Nasce la “Denominazione Comunale” per la tipicità
LA QUALITÀ SI MERITA UN MARCHIO

Timbro De.Co.Nell’ambito delle iniziative legate al Programma di Qualificazione Urbana (PQU) predisposto in questi anni dall’Amministrazione, il cui provvedimento più evidente è il rinnovo e la messa a norma di piazza Carmagnola, da oggi c’è anche la Denominazione Comunale.

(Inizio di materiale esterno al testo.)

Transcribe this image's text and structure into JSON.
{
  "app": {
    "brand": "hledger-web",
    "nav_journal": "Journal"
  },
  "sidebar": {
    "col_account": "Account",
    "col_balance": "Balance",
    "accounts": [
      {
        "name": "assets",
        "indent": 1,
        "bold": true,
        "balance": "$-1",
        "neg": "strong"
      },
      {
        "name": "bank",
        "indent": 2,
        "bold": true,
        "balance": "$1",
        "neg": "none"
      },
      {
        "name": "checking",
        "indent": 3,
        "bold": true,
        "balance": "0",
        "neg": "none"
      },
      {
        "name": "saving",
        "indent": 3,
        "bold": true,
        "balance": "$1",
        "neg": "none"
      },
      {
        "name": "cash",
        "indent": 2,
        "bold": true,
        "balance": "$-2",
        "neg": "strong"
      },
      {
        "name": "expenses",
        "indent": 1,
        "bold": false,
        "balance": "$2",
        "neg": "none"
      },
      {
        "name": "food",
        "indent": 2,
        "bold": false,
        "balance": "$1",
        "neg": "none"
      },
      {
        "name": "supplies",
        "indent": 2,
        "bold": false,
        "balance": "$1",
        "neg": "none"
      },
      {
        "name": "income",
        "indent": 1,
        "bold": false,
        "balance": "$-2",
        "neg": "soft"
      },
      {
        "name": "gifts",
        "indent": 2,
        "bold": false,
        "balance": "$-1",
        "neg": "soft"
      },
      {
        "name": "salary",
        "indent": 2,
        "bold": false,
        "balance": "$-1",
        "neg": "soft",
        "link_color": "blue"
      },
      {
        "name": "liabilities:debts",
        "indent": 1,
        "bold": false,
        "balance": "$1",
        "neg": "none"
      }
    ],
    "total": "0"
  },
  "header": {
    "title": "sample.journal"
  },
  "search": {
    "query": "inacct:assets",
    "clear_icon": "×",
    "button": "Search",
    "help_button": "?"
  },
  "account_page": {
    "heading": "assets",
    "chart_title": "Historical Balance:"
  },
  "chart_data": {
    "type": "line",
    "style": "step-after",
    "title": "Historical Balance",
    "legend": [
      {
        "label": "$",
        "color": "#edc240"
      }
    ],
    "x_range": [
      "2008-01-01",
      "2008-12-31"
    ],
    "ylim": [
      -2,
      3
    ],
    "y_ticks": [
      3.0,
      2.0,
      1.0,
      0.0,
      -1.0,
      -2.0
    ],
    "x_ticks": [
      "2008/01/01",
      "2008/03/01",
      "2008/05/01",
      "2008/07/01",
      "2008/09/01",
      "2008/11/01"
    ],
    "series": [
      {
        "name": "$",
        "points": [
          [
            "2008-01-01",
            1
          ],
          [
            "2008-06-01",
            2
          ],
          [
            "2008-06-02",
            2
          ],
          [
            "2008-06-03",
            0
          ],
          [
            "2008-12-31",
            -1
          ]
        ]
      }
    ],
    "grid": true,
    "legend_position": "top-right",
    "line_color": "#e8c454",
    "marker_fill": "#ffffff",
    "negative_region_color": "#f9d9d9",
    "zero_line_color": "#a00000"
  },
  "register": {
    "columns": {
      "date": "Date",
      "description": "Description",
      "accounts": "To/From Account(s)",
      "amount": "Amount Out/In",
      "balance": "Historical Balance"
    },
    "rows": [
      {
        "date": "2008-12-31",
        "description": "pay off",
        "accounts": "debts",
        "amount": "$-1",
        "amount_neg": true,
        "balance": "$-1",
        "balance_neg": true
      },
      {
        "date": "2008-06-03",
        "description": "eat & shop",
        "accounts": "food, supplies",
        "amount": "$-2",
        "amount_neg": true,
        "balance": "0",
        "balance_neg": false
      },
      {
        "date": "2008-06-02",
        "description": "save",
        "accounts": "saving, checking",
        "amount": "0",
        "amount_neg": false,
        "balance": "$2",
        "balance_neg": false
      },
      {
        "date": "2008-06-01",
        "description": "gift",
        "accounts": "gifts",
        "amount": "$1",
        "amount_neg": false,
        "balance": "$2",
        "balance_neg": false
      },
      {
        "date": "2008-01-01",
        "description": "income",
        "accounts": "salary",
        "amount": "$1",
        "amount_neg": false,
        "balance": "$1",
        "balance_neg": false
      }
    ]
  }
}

Le De.Co, istituite con legge apposita nel 1990, sono marchi di garanzia che consentono ai Comuni, la facoltà di disciplinare indicare le migliori produzioni agroalimentari del territorio comunale. La DeCo a San Salvatore oggi rappresenta un’opportunità in più per gli artigiani e gli agricoltori che a San Salvatore realizzano e coltivano prodotti alimentari di qualità, seguendo i criteri di tipicità e tradizione. Nei giorni scorsi, ben prima dell’approvazione del regolamento (avvenuta nel Consiglio Comunale del 5 giugno) artigiani e produttori enogastronomici ed agroalimentari sansalvatoresi sono stati convocati per la presentazione del progetto, dimostrandosi interessati ad aderire alla proposta del Comune. Secondo il sito italiano delle De.Co., attualmente in Italia sono poco più di cento i comuni a utilizzare questo strumento per la promozione del commercio e la valorizzazione dei prodotti tipici locali e sono sempre più in aumento.